For your submission of both language models:
- Include the source code
- Evaluate your language models on the language modelling task and include your output file in your submission e-mail
- Include your achieved accuracy on the LM task. I expect at least 0.68 with either model
- Include instructions on how to compile and run your system, to reproduce the result
- Do not use existing language modelling or neural network optimisation libraries for your submission. These tasks are about learning how they work. Matrix algebra libraries are fine.
- Package everything up, upload it (eg Dropbox) and e-mail to me: marek.rei@gmail.com
- You have three weeks from the end of the course. I recommend not leaving it on the last minute, as language model debugging and training can take time.
The neural network skeleton code is available on github: neurallm-exercise. More information in the readme file.
Dataset
I have prepared and preprocessed a dataset for you to use when developing and training your language models. It is created from Wikipedia text, separated into sentences, tokenised, and lowercased. The data is separated into training, development and test sets. The training set contains approximately 10M words. You can process these files as you wish, create separate subsets, etc.
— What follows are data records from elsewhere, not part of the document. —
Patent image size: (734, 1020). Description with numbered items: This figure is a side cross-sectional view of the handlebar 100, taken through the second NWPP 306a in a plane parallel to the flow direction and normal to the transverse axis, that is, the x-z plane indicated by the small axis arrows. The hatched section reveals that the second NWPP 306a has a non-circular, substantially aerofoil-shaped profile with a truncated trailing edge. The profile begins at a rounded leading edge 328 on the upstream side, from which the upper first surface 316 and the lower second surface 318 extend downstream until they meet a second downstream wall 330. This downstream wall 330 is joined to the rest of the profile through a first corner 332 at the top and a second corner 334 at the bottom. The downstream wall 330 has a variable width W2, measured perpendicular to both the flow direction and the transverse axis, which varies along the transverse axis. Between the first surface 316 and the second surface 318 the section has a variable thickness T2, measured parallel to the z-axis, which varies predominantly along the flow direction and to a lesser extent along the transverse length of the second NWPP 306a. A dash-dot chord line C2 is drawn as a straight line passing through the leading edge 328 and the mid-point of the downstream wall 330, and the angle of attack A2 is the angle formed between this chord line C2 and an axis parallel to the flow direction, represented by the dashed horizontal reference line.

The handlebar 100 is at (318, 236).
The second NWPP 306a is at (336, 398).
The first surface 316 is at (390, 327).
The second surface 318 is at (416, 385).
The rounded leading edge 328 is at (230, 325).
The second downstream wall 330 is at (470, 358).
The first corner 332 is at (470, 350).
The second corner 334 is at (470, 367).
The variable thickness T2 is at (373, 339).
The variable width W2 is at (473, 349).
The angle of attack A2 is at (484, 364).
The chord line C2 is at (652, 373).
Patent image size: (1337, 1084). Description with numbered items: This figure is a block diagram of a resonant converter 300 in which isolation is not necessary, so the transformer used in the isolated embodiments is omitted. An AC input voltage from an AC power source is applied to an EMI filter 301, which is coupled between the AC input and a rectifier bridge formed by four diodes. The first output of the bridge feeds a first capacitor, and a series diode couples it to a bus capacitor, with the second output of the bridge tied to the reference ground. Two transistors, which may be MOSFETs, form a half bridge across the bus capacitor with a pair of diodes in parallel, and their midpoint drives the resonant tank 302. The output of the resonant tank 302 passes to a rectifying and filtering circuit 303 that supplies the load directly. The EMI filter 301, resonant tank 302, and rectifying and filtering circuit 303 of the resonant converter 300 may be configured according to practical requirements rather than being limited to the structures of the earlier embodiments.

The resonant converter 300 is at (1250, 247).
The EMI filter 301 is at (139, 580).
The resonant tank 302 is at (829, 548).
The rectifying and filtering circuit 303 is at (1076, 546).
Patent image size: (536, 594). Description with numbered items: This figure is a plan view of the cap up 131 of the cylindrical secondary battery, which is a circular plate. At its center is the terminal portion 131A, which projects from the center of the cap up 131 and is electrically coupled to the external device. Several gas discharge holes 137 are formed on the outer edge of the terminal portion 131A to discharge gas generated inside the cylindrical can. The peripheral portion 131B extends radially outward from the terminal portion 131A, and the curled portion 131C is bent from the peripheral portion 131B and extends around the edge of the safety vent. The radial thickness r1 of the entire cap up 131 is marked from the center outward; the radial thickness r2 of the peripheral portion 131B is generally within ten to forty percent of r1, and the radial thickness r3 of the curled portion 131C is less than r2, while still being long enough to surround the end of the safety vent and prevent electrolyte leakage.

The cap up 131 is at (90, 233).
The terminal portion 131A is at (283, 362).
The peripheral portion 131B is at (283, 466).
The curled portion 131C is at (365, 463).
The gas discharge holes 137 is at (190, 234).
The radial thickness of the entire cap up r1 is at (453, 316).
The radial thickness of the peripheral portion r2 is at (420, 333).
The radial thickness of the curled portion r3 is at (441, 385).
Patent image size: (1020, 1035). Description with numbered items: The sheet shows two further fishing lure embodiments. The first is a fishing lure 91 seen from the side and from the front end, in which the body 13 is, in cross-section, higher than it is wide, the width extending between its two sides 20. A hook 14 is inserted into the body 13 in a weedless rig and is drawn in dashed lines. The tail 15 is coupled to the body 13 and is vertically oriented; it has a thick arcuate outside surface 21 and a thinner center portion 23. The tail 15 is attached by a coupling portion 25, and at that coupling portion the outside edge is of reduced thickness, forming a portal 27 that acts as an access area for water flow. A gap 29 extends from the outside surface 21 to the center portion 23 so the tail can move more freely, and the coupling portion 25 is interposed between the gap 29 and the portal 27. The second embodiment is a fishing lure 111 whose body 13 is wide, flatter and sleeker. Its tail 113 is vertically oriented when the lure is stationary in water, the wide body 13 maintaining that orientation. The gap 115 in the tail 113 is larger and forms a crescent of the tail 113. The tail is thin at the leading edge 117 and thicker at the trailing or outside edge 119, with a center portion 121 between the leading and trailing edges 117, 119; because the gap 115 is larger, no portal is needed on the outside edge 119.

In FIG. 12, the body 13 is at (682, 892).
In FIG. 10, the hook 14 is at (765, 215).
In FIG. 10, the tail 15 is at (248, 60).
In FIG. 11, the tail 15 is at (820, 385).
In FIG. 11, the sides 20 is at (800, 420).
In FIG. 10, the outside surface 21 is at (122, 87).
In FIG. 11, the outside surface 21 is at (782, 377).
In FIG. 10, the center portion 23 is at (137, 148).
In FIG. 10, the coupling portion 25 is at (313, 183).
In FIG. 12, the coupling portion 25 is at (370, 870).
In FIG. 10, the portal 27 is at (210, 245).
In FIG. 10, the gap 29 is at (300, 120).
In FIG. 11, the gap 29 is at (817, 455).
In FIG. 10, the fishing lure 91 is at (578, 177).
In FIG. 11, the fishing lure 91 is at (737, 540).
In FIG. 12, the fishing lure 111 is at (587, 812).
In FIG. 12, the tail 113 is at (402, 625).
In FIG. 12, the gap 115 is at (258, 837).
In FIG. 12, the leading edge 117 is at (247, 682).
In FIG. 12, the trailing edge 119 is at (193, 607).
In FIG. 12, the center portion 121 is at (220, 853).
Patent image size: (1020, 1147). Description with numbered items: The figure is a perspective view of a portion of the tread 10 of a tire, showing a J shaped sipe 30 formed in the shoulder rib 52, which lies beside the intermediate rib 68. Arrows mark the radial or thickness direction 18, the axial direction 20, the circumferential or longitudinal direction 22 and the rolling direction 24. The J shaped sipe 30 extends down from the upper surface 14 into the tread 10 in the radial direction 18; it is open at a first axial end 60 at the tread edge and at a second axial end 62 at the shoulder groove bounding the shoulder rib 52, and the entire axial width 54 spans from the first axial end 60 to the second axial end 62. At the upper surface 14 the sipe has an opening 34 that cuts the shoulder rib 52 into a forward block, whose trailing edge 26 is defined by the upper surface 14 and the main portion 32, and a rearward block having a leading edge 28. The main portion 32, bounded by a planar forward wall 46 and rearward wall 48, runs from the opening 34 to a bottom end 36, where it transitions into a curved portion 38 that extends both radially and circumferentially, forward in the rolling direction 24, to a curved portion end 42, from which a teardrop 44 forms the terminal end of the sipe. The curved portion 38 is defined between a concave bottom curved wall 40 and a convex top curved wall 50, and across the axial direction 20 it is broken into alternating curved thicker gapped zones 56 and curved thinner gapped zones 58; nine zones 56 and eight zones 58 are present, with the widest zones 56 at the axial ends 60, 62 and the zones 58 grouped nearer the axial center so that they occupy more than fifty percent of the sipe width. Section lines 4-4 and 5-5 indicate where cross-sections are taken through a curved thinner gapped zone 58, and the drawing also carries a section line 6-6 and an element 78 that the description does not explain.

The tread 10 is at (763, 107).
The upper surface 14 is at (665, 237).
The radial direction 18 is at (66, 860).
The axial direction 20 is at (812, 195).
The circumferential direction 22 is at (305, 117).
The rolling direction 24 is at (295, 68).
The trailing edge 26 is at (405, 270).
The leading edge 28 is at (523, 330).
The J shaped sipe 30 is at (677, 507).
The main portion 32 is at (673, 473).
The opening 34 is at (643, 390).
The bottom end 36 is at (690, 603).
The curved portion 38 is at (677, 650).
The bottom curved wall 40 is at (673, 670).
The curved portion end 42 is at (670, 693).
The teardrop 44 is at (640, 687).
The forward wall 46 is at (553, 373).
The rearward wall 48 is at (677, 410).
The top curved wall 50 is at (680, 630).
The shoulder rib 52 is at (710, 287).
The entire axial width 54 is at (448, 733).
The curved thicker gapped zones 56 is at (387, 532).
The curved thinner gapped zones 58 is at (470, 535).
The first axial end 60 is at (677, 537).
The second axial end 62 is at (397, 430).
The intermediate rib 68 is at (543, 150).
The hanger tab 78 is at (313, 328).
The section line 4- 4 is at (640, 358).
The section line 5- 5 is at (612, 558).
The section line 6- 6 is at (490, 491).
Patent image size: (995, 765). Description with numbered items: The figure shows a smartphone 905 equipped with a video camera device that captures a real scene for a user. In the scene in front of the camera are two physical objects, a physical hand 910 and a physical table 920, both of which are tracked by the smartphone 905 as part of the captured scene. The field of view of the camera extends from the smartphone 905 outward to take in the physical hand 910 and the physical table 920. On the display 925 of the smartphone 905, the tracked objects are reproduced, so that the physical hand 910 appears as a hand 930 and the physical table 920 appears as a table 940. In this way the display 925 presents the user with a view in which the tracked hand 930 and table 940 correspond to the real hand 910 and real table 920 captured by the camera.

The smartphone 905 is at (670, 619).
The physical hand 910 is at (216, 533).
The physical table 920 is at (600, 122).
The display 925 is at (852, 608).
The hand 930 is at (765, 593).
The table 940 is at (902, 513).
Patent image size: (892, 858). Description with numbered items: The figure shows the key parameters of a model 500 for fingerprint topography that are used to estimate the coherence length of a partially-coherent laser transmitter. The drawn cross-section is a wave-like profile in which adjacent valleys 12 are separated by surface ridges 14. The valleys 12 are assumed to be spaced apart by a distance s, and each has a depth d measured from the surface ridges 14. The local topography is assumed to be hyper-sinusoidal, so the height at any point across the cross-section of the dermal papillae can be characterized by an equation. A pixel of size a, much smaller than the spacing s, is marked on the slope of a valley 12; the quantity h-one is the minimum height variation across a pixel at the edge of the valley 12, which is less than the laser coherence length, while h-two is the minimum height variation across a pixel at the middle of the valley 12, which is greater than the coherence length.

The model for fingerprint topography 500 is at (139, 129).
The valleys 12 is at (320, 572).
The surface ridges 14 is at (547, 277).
The „unk100“ files have been preprocessed, so that all words that occur less than 100 times in the training data are replaced by a special UNK token.
The „topNK“ files contain the first N thousand lines of the full file. It is likely that training on the full dataset is too time-consuming for the neural network language model, therefore I made some subsets.
Download the dataset here: lm-dataset.tar.gz
Practical
We'll train two neural network models. You can use the dataset described in the previous section for training data.
First, we'll look at the word2vec toolkit: http://code.google.com/p/word2vec/
- Download and compile the code.
- Train word vectors: ./word2vec -train trainingfile -output vectors.bin -cbow 1 -size 200 -window 8 -negative 25 -hs 0 -sample 1e-4 -threads 20 -binary 1 -iter 15
- Run ./distance vectors.bin and enter words to find other words with the most similar vectors. For example, try these words as input: island, university, france, night
Second, we'll try out RNNLM, the recurrect neural network language model: http://rnnlm.org/
- Download the toolkit and compile it. You might need to set "CC = g++" (or the compiler you have installed) in the makefile
- Train a model: ./rnnlm -train trainingfile -valid validationfile -rnnlm model -hidden 15 -class 100 -bptt 4
- Test the model and measure perplexity (PPL): ./rnnlm -rnnlm model -test test
- Change some parameters and see how that changes perplexity on the test set. For example, try a larger hidden layer (only 15 at the moment). In order to see the full list of settings, run ./rnnlm without parameters. You need to delete the model file every time, or use a different name, otherwise the system will continue training as opposed to starting fresh.